George è l'avvocato Matt King, discendente di una delle più antiche famiglie hawaiiane e, con i cugini, proprietario delle ultime terre vergini dell'arcipelago. Terre da vendersi, così vuole l'antitrust, in 7 anni: gli acquirenti non mancano, sul piatto c'è fino a mezzo miliardo di dollari, due cugini sono contrari, Matt e i più favorevoli. Eppure, Matt è diverso dai parenti: non scialacqua, eppure potrebbe, e - come già il padre - dà alle due figlie abbastanza per fare qualcosa, non così tanto perché possano non fare niente. Ha anche una moglie: bella, indipendente e indomita, ma ormai da coniugare al passato.
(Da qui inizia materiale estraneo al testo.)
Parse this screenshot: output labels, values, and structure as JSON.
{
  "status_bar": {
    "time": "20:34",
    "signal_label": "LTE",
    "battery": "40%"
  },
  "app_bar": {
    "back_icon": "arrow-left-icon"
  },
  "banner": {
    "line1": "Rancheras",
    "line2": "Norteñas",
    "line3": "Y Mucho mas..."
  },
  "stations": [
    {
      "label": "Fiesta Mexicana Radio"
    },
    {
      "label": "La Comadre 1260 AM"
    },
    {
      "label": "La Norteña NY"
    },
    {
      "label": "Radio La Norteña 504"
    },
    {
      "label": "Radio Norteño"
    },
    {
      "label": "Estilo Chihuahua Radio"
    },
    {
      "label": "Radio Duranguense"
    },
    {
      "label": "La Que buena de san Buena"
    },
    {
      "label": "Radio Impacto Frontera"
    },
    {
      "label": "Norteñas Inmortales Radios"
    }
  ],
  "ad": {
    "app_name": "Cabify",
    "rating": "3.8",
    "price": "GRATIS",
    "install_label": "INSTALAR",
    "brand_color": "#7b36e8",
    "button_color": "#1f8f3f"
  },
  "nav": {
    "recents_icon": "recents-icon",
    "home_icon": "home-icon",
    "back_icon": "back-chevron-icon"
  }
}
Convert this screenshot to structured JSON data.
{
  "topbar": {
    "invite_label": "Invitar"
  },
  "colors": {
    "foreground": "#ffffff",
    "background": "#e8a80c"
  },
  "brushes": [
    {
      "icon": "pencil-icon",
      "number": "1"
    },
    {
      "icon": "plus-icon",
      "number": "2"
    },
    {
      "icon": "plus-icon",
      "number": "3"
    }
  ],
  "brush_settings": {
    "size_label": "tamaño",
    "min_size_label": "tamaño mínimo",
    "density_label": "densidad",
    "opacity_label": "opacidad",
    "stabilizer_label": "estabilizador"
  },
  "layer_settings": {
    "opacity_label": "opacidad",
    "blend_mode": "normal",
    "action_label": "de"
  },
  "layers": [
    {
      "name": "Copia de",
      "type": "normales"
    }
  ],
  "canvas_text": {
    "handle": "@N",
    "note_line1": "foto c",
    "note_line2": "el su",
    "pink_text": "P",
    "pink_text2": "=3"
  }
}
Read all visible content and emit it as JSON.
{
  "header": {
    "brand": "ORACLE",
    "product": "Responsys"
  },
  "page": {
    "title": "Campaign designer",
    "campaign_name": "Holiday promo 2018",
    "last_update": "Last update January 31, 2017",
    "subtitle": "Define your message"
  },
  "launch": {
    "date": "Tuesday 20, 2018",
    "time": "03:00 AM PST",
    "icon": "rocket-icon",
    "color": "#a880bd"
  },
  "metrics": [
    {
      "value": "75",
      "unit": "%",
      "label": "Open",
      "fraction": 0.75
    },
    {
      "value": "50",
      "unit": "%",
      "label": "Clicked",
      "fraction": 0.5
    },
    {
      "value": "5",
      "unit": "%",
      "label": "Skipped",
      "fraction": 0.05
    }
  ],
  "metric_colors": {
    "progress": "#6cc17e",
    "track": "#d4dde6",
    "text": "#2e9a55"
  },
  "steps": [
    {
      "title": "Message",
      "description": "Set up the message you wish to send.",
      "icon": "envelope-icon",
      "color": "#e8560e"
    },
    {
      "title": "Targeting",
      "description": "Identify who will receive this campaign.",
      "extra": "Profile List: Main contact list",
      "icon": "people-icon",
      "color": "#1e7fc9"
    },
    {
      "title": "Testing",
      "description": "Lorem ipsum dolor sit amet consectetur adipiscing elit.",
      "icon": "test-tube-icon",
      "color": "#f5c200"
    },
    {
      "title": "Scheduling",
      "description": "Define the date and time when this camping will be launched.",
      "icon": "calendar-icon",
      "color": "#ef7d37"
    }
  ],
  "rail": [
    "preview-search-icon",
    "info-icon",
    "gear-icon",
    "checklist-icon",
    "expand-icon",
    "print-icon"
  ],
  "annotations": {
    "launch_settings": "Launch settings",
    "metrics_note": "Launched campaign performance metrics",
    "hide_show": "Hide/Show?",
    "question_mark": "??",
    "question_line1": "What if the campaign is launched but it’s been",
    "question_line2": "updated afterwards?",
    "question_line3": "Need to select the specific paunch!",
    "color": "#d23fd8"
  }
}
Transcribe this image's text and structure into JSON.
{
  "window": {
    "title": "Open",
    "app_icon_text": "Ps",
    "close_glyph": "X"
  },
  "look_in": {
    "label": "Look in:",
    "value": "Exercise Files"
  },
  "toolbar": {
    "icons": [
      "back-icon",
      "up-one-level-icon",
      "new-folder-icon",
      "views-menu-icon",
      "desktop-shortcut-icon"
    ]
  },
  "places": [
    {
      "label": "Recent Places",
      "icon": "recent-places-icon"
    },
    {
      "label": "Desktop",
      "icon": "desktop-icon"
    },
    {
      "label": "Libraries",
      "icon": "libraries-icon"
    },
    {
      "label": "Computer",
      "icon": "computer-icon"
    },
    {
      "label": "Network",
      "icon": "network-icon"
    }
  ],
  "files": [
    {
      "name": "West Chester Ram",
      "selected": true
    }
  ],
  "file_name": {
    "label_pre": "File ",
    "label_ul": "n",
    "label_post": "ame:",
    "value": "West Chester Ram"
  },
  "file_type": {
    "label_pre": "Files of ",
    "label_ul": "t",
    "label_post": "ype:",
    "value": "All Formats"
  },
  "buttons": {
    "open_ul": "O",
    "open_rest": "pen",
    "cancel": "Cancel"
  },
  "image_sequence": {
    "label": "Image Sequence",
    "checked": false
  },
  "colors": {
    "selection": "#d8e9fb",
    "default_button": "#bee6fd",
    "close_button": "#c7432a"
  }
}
Causa incidente nautico, è in coma e - scopriremo - non è, non è stata una santa: Matt deve elaborare più di un lutto e, soprattutto, provvedere in solitaria alle due figlie, diversamente ma ugualmente difficili. Ce la farà?
A rispondere è la sua vita, che forzatamente non sarà mai più quella di prima, a rispondere è soprattutto Alexander Payne, anche co-sceneggiatore dal libro di Kaui Hart Hemmings (Newton Compton), che gli tiene la camera addosso, nonostante ci fossero i temi ultra-sensibili - testamento biologico, proprietà privata - per prendere la tangente. Invece no, complice questo Clooney trattenuto, minimal e un cast indovinato e ben guidato, Payne riesce a carburare con fatica una riflessione multiprospettica su lutto e rinascita, perdita e “guadagno”, sparigliando l'anagrafe - meglio, le anagrafi - del coming of age.
Perché queste Hawaii non sono da cartolina, ma da memento (mori) e testamento esistenziale, più che biologico: ambizioso, a tratti involuto - e i 115 minuti non aiutano - The Descendants consegna un autore in crescita, che non diverte più come prima - Sideways - ma ha messo la testa al posto giusto, ovvero nel qui e ora delle nostre vite, che divertenti non sempre sono.
Non che manchino humour e battute azzeccate, ma non conta: è vivere e morire alle Hawaii, sperabilmente crescendo in mezzo. Matt come le due figlie è nell'età della crescita, ma Matt già tocca con mano la polvere a cui ritornerà: non gli resta che imbarcarsi nella missione maturità. E lo stesso Payne, costi quel che costi. Perfino, un film non totalmente riuscito, preda della malinconia - regia solida ma paratattica, ritmo lagunare e secche narrative - più di quanto avrebbe dovuto.